北朝鮮ミサイルがEEZ落下 金正恩政権はどこまで本気なのか?
北朝鮮による弾道ミサイル発射が相次いでいます。8月以降、排他的経済水域(EEZ)への落下は2度目で、日本に接近している印象です。今年の新年の辞で「先軍」より「経済強国」を強調した金正恩第一書記でしたが、9日には5度目となる核実験も行っています。こうした日本近海へのミサイル発射の狙いは何なのか。どこまで本気なのか。「コリアレポート」編集長の辺真一氏に寄稿してもらいました。 【写真】4度目の核実験 北朝鮮はなぜ核を持とうとするのか?
ミサイルで狙われる筋合いのない日朝関係
北朝鮮が8月5日に日本海に向け発射した弾道ミサイル3発が日本の防空識別圏内(JADIZ)に侵入し、排他的経済水域に落下しました。 排他的経済水域への落下は8月3日以来2度目、防空識別圏への侵入は3月18日、8月3日に続き3度目です。
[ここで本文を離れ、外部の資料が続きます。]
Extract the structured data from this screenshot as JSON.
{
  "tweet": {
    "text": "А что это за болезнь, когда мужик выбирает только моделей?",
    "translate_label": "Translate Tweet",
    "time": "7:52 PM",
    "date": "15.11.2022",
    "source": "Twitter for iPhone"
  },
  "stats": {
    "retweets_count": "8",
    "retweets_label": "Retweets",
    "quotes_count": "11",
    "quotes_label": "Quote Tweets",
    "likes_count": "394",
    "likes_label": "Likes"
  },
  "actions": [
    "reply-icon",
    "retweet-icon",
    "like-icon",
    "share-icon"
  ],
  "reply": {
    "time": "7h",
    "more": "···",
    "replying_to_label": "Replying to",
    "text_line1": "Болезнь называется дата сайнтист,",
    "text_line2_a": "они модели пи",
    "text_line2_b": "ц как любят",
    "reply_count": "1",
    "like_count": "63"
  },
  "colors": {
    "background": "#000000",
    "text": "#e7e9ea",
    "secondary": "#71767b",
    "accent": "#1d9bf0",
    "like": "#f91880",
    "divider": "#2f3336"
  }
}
北朝鮮は一度ならず二度どころか、三度も日本の安全を脅かす暴挙に出ています。領海ではないにせよ、弾頭が落下した排他的経済水域付近では8月には青森や山形からイカ釣り漁船15隻以上が操業していました。まさに危険極まりない、許しがたい暴挙であります。 そもそも日本は北朝鮮からミサイルで狙われる覚えはありません。北朝鮮と交戦状態にはなく、日中や日ロ、日韓のような領土問題での対立もありません。広い日本海を共有していて、排他的経済水域もかち合っていません。中露韓とは異なり軍事衝突の恐れは何一つありません。 国交はありませんが、イスラエルとパレスチナのような不倶戴天の関係でもありません。朝鮮半島の日本統治という歴史はありますが、2002年の日朝(小泉・金正日)首脳会談で拉致問題や核問題が解決された暁には国交を結ぶことを誓い合っている間柄です。日本が北朝鮮に向けてミサイルを発射しているわけでもないのになぜ、北朝鮮は日本を狙い撃ちするのでしょうか? 今年5月の労働党大会で外交担当の国務副委員長に起用された李スヨン前外相は2014年8月にミャンマーで会談した岸田文雄外相に「我々のミサイルは日本を対象にしたものではない」と言明していましたが、朝鮮労働党機関紙「労働新聞」は前の年の2013年3月18日付に日本を米国の追随勢力と位置付け、仮に第二次朝鮮戦争が勃発すれば「日本も攻撃の対象になる」との個人の署名入り記事を掲載していました。ただし、日本への攻撃には「米国が戦争を引き起こした場合」とか「自衛隊が戦争に介入すれば」との前提条件が付いていました。